Querida hija:

aquí llueve torrencialmente y vos sabés lo que me cuesta escribir cuando cae agua. No puedo concentrarme. Se me parte la cabeza. Pero soy tu madre y lo mismo te escribo. Más allá del dolor.


El clima está espantoso. En el Club ha aumentado la morosidad de los socios. De seguir esta situación, no podrán pagar la luz. Será un club a oscuras. Un nigth club pero sin música. Adónde iremos a parar!

Tu padre no me dirige la palabra. Se operó de las adenoides. Le quedó una voz extraña. Y prefiere no dirigirme la palabra. Yo también. Me altera. Es como hablar con una flauta traversa. Me mira como si yo tuviera la culpa de lo que pasa en su garganta. En esta casa nadie se hace cargo de nada. Nadie!

Tu hermana mayor se compró un tampón con aplicador y se lo puso al revés. Y me miraba como si yo tuviera respuesta para todo. Y no. No es así. Qué se yo de tampones?!? Fuimos a la sala de Urgencias de la clínica del barrio y todo volvió a estar en su lugar. Menos mi vida.

Al llegar a casa, tu hermana menor se había tomado el licor de chocolate. Todo. La botella entera. Estaba inconciente, en el piso del comedor. Tu padre estaba viendo el Gran Premio de Mónaco y vos sabés que cuando hay carrera ni la muerte de una hija lo despega del televisor.
Don Frenttidorzo nos acercó en su moto con sidecar. Ya soy muy conocida en la sala de urgencias. Hay gente, incluso, que cree que soy médica. El otro día, sin ir más lejos, me tocaron el timbre a las doce de la noche: “Dra. Drooker, mi mamá se muere... tiene hemorroides sangrantes”. Así que desperté a tu padre y llevamos a la pobre mujer y sus intestinos a la sala de emergencias.
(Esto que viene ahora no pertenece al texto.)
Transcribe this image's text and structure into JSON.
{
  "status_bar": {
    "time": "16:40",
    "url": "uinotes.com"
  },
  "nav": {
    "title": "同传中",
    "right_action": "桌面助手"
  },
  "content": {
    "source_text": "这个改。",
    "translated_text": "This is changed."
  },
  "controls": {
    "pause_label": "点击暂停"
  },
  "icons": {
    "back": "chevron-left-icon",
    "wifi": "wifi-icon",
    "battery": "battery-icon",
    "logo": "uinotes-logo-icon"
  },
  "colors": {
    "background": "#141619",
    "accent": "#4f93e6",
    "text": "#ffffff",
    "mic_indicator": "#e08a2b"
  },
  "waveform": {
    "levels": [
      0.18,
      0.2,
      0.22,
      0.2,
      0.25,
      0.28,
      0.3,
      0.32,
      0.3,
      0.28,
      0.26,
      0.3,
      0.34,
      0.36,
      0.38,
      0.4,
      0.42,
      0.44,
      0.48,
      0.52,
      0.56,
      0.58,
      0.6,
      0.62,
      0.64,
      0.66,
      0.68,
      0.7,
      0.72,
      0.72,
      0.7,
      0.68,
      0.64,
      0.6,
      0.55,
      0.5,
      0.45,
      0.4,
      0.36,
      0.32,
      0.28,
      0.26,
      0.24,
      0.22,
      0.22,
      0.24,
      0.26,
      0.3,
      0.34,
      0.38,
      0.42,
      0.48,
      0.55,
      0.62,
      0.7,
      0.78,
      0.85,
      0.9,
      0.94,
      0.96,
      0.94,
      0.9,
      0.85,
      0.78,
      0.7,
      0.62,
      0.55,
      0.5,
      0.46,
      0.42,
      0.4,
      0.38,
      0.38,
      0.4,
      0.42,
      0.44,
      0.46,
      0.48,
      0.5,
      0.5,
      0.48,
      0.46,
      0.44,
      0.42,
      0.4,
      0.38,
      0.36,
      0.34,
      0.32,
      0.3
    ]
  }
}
Bueno, hija, como verás, no hay nada nuevo para contarte. Quedate tranquila y disfrutá de las playas de Brasil, vos que podés. Aquí vino una ola de frío polar como hace años no venía. El invierno nos ha alterado a todos. Tu padre invirtió una buena suma en un acondicionador de aire creyendo que era frío-calor. Y no. Es frío solo. Lo puede cambiar pero el otro equipo nos llega dentro de mes y medio. Es decir, en la primavera. Ahora te estoy escribiendo con los guantes puestos y tus hermanas están viendo Kung Fu con bufanda y abrazadas como si se quisieran.

Qué loco este mundo, dios mío! Vos con tu abuela en la playa de Ipanema y nosotros juntando valor para darnos una ducha sin morir congelados!

Pero, en fin, a disfrutar, hija, a disfrutar! Acá está todo bien. Hasta te perdono que me hayas mentido tanto en toda tu vida y que todas las esperanzas puestas en tu futuro ya no existan. Soy tu madre y te quiero así, sin futuro pero viva! Al final, la lejanía terminó acercándonos, viste?

P.D.
No te olvidés de traerles Garotos a los mellicitos Suarez, los de la otra cuadra, esos que vos cuidas a veces. Sabías que se quedaron huérfanos? Ahora están a cargo de un juez de menores. Fue una masacre. Un crimen pasional. Cuando vuelvas te cuento. No voy a amargarte ahora con los detalles del homicidio. Aparte, hay secreto de sumario.

Te quiere a pesar de tu forma de ser
Tu madre


(Me había ganado en una rifa del club de nuestro barrio un viaje a Brasil para dos personas con todo incluído y por un mes. Me acompañó mi abuela. Traje de allí caracoles, remeras Hering, chocolates, libros, objetos de hotel y, sobre todo, esta carta. Hace poco, la encontré dentro de un libro, atacada por los ácaros. O viceversa.)